Di mana gawang Persija yang dikawal Reki Rahayu berhasil dikoyak tiga gol yang masing-masing hadir dari Pablo Rodriguez menit 10 penalti, Nurcahyo di menit ke-79 nurcahyo, serta menit ke-90 Dane Milovanovic.
Mengomentari hasil ini, pelatih Persija Jakarta, Paulo Camargo mengaku tengah dalam kondisi sulit. Terlebih, kondisi skuatnya dinilai tidak sekomplit Madura United.
"Pertandingan yang sulit buat Persija Jakarta, Madura main bagus dan kompak," ucap Camargo selepas laga.
Klub berjuluk Macan Kemayoran ini selalu gagal mendapatkan poin penuh sejak pekan ke-7, terakhir mereka berhasil memetik kemenangan pada pekan ke-6 saat melawan PS TNI dengan skor 1-0 melalui gol dari Ade Jantra pada tanggal 10 Juni lalu.

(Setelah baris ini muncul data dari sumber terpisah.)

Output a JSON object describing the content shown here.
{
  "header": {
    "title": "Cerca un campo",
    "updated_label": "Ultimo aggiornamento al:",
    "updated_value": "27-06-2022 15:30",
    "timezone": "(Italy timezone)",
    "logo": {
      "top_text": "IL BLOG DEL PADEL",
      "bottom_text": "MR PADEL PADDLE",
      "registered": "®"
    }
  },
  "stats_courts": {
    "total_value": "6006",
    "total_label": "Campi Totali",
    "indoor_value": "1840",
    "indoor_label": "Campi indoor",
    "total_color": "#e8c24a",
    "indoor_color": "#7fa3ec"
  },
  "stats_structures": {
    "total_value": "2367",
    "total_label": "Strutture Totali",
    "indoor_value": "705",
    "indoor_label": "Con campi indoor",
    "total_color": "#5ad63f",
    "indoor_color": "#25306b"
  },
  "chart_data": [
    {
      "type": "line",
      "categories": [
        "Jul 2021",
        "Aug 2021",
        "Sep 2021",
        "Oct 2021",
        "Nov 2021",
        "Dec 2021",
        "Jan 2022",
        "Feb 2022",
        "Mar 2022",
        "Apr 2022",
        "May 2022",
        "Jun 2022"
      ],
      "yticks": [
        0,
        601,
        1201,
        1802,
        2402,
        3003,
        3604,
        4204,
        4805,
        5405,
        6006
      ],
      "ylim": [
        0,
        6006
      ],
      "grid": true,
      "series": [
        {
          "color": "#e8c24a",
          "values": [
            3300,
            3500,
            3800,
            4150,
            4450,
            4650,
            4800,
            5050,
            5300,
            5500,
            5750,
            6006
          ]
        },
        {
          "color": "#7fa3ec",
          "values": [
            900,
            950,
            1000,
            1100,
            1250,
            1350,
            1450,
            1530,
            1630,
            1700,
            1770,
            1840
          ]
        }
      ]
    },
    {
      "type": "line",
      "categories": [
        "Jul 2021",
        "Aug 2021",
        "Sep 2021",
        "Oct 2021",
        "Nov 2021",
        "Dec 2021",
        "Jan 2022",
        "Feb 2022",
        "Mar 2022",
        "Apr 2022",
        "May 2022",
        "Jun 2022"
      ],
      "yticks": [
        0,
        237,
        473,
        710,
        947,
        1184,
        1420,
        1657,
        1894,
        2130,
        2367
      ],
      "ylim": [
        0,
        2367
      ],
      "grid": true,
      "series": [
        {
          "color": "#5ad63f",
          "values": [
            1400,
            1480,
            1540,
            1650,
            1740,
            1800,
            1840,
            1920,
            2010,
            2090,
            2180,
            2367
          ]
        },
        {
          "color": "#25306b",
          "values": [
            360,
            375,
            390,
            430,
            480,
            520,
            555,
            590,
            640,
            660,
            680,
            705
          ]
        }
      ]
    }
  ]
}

Artinya sudah lebih dari satu bulan mereka belum pernah memetik kemenangan, hingga membuat sang pelatih, Paulo Camargo berharap agar para fansnya yang dikenal dengan nama Jakmania tidak berhenti memberikan dukungan.
"Saya akui kami dalam kondisi sulit, di mana kami hanya punya dua pemain asing. Namun meski kami tengah sulit, saya berharap semua pihak dan suporter untuk tetap mendukung kami keluar dari situasi ini," jelas pelatih asal Brasil tersebut.

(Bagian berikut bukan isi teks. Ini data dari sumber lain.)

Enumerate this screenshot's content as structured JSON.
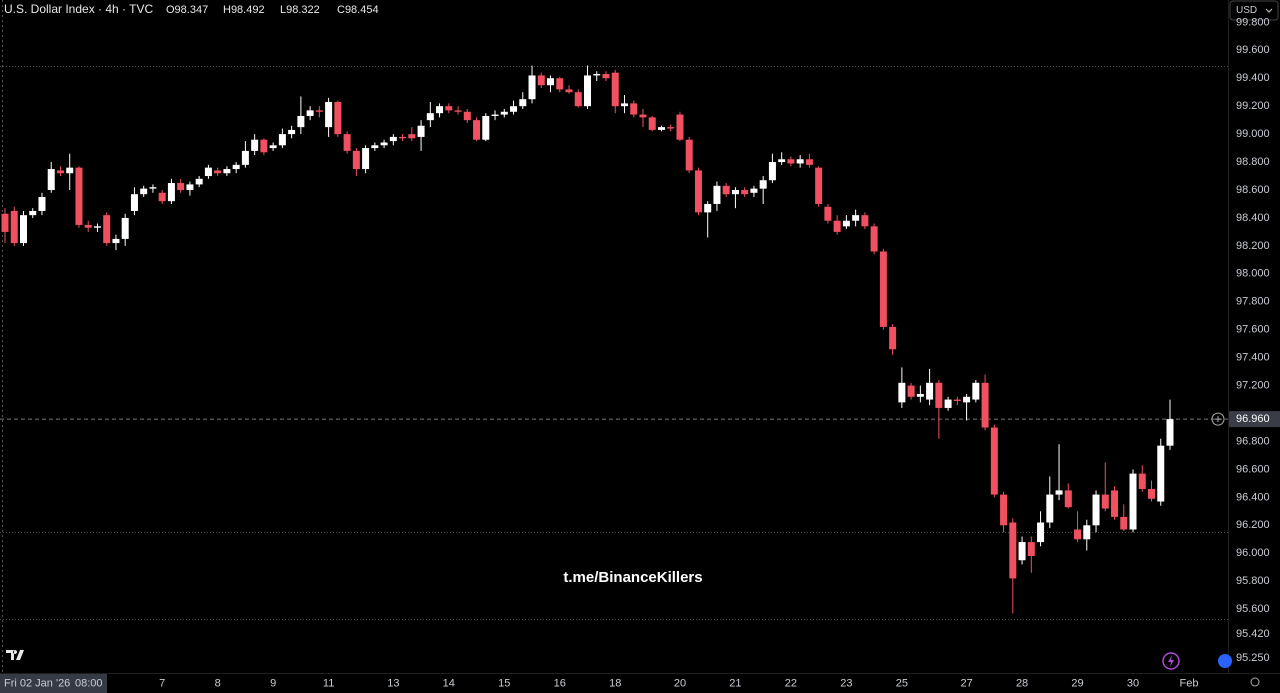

Hal senada juga dilemparkan oleh palang pintu Persija, Andik Rendika Rama. Dimana ia menilai semua butuh proses untuk kembali bangkit.
"Saya memang senang dapat terus dipercaya pelatih untuk bermain. Tapi kami harus kembali dan butuh dukungan semua karena semuanya butuh proses," tambah Rama.
Dengan kekalahan ini membuat Persija semakin terjerembab di deratan bawah Klasemen Torabika Soccer Championship 2016 dengan menempati posisi ke-13.
Hasil ini masih dapat membuat mereka turun lebih jauh, menyusul banyak klub lain yang belum melakoni pekan ke-12 ini. Sementara dari pihak Madura United sementara berhasil membawa mereka mengisi posisi puncak.